Değerli Okuyucu Dostlarımız,
Yoğun geçen bir yılsonunda yorgunlukla birlikte bir ara vermek zorunda kaldım. Şimdi daha iyiyim. Her şeyden önce sağlık ve huzurlu günler diliyorum. Biraz gecikmemiz ve iletişimsizlik oldu. Kusurumuza bakmayın. Dünya üzerinden bir türlü kara bulutlar gitmiyor. Belirsizlikler, insanın üzerine binen maddi ve manevi yükler çok ağırlaşmaya başladı. Her geçen gün mutsuz geleceği düşünemeyen bir toplum. Evet yazıma bu şekilde başlamıştım ki üzerine 10 ilimiz de gerçekleşen 350 Km’lik alanda kırılan faylarla oluşan depremler. Bir Hataylı olarak doğduğum günden beri deprem gerçeğiyle yaşadık. İlkokuldan itibaren öğretmenlerimiz bizleri sürekli uyarıyor, hazırlıyor ve neler yapmamız gerektiği konusunda eğitiyorlardı. Bilindik şeyler nasıl unutuldu ve insanlar kuralsız, kanunsuz, acımasız, benci oldular ve cahil kalmak için mücadele içinde oldular anlamıyorum. Deprem öldürmez uygunsuz binalar öldürür. Tamam deprem şiddeti çok yüksekti filan. Hatay’ın tarihi biliniyor olan depremler hep yıkıcı olmuş. Peki deprem koşullarına göre bilimsel binalar, yasalar ve imar planları yapılmış olsaydı bu tablo ile karşılaşacak mıydık? Hayır tabiki hayır. Artık yeter yaşadığımız Ortadoğu kaderimiz olamaz. Artık ders çıkarmamız, okumamız, yargılamamız, sorgulamamız gerekiyor. Din adı altında abuk sabuk kişilerin oyuncağı olmamamız gerekiyor. Allah kaderiniz yazılı ama sizlere akıl verdim. Aklınızla kaderiniz sizin elinizde diyorsa… Artık cahil kalmamamız ve bilim ile hareket etmemiz gerekiyor. Bu gün yaşanılan ülkemizdeki kaostan hepimiz suçluyuz. Çünkü kendimize saygı duymadığımız için birey, birey olmadığı için halk, halk olmadığı için devlet olmuyor. Böylece birileri tarafından güdülüyor, cepheleştiriliyor ve başımıza gelenleri kadere bağlıyoruz.

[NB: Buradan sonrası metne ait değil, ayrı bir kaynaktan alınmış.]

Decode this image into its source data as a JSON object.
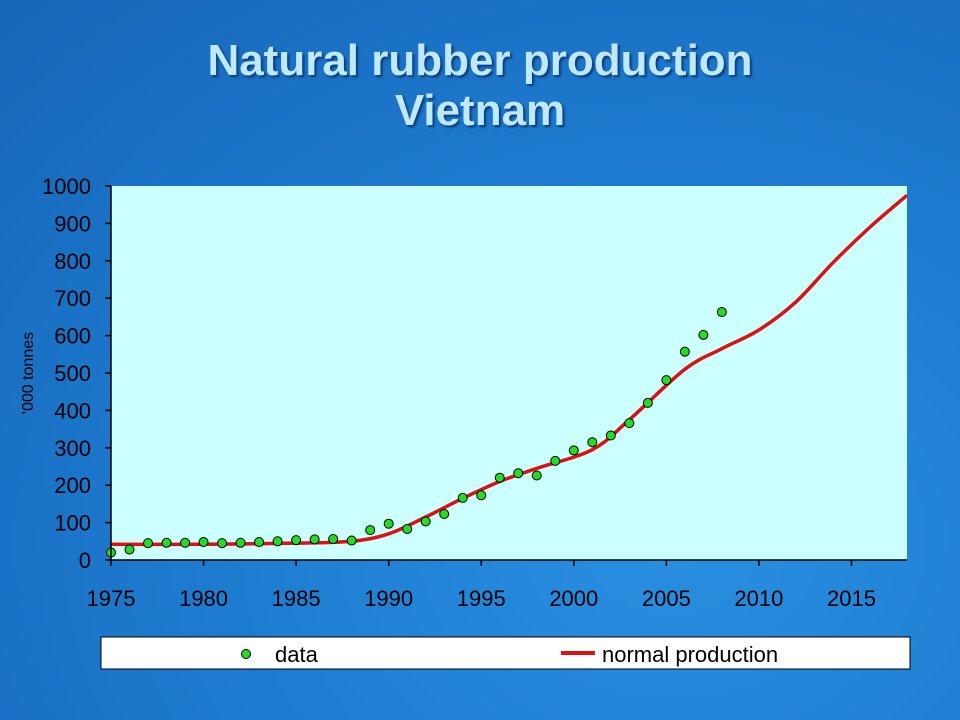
{
  "title_line1": "Natural rubber production",
  "title_line2": "Vietnam",
  "chart_data": {
    "type": "line",
    "ylabel": "'000 tonnes",
    "xlim": [
      1975,
      2018
    ],
    "ylim": [
      0,
      1000
    ],
    "x_ticks": [
      1975,
      1980,
      1985,
      1990,
      1995,
      2000,
      2005,
      2010,
      2015
    ],
    "y_ticks": [
      0,
      100,
      200,
      300,
      400,
      500,
      600,
      700,
      800,
      900,
      1000
    ],
    "legend_position": "bottom",
    "series": [
      {
        "name": "data",
        "kind": "scatter",
        "color": "#22dd22",
        "points": [
          [
            1975,
            20
          ],
          [
            1976,
            28
          ],
          [
            1977,
            45
          ],
          [
            1978,
            46
          ],
          [
            1979,
            46
          ],
          [
            1980,
            48
          ],
          [
            1981,
            45
          ],
          [
            1982,
            46
          ],
          [
            1983,
            48
          ],
          [
            1984,
            50
          ],
          [
            1985,
            53
          ],
          [
            1986,
            55
          ],
          [
            1987,
            56
          ],
          [
            1988,
            52
          ],
          [
            1989,
            80
          ],
          [
            1990,
            97
          ],
          [
            1991,
            83
          ],
          [
            1992,
            103
          ],
          [
            1993,
            123
          ],
          [
            1994,
            166
          ],
          [
            1995,
            173
          ],
          [
            1996,
            220
          ],
          [
            1997,
            232
          ],
          [
            1998,
            226
          ],
          [
            1999,
            265
          ],
          [
            2000,
            293
          ],
          [
            2001,
            315
          ],
          [
            2002,
            333
          ],
          [
            2003,
            366
          ],
          [
            2004,
            420
          ],
          [
            2005,
            481
          ],
          [
            2006,
            557
          ],
          [
            2007,
            602
          ],
          [
            2008,
            663
          ]
        ]
      },
      {
        "name": "normal production",
        "kind": "line",
        "color": "#dd1111",
        "points": [
          [
            1975,
            42
          ],
          [
            1980,
            42
          ],
          [
            1985,
            45
          ],
          [
            1988,
            50
          ],
          [
            1990,
            70
          ],
          [
            1992,
            115
          ],
          [
            1994,
            165
          ],
          [
            1996,
            210
          ],
          [
            1998,
            245
          ],
          [
            2001,
            295
          ],
          [
            2003,
            375
          ],
          [
            2006,
            510
          ],
          [
            2008,
            565
          ],
          [
            2010,
            615
          ],
          [
            2012,
            690
          ],
          [
            2014,
            795
          ],
          [
            2016,
            890
          ],
          [
            2018,
            975
          ]
        ]
      }
    ]
  }
}
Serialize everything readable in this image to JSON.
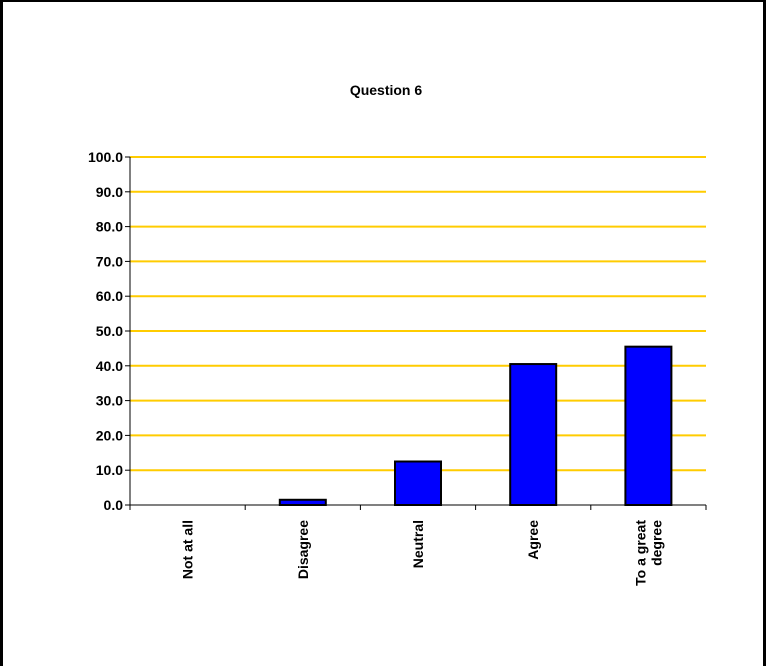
{
  "chart_data": {
    "type": "bar",
    "title": "Question 6",
    "xlabel": "",
    "ylabel": "",
    "categories": [
      "Not at all",
      "Disagree",
      "Neutral",
      "Agree",
      "To a great degree"
    ],
    "category_lines": [
      [
        "Not at all"
      ],
      [
        "Disagree"
      ],
      [
        "Neutral"
      ],
      [
        "Agree"
      ],
      [
        "To a great",
        "degree"
      ]
    ],
    "values": [
      0.0,
      1.5,
      12.5,
      40.5,
      45.5
    ],
    "ylim": [
      0,
      100
    ],
    "ytick_step": 10,
    "ytick_labels": [
      "0.0",
      "10.0",
      "20.0",
      "30.0",
      "40.0",
      "50.0",
      "60.0",
      "70.0",
      "80.0",
      "90.0",
      "100.0"
    ],
    "grid": true,
    "legend": "none",
    "colors": {
      "bar": "#0000FF",
      "bar_edge": "#000000",
      "grid": "#FFCC00",
      "axis": "#000000"
    }
  }
}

Evet mart ayına geldik fakat hala deprem bölgelerinde kaos yaşanıyor. İnsanlar perişan, artçı depremler devam ediyor. İnsanlar dışarıda ve çaresiz. Barınacak yer, hijyen malzeme ve cevap arıyor. Oradaki sorunlar öyle. Diğer depremin olmadığı yerde ise yurtlarda kalan gençler! Yerleşik yurdundan çıkartıldı. Nöbetçi yurda gönderildi. 1 hafta sonra tekrar diğer yurtlara. Eğitim ne olacak. Bunları bizzat yaşadığım için yazıyorum. Yurtsuz kalan çocuklara evimizi açtık. Arkadaşlar bizler bu kadar aciz miyiz? Lütfen elele verelim ve bu gidişata bir son verelim. Buradan siyaset yapmıyorum. Ama şuan ülkede bulunan tüm siyasetçilerin akıllarını başlarına alması ve halkında artık görmesi ve düşünmesi gerekiyor.
Bizler müşteri memnuniyetini artırmak amacıyla 2012 yılından beri dijital ortamda dergilerimizi yayınlayarak ve sosyal medyada güncelliği korumak amacıyla hizmetlerimizi sürdürmekteyiz. Basılı yayınlarımızı kargo yolu ile iletirken dijital ortamda sizlere ulaşılmasının rakamlarla raporlanmasını gerçekleştirebiliyoruz.
Yaptığımız bu hizmetlerle çağın yapay zekası ile sizlere değer katmaya devam ediyoruz. Bundan dolayı sektörün haber akışını sağlamak için bizleri desteklemenizi bekliyoruz. Bu zamana kadar destekleyenlere teşekkürlerimizi bir borç biliyoruz.
Bu süreç için de üretimde ki yenilikleri ve sektör haberlerini bizlere olan güvenizle sizlere her kanaldan ulaştırmaya çalışıyoruz. Bizi izlemeye devam edin. Sizlerin verdiği güçle çalışmaya devam ediyoruz.
Güçlü ve sağlıklı yarınlar için. Gelecek nesillere güzel günler bırakmanın bilinciyle sağlıkla kalın.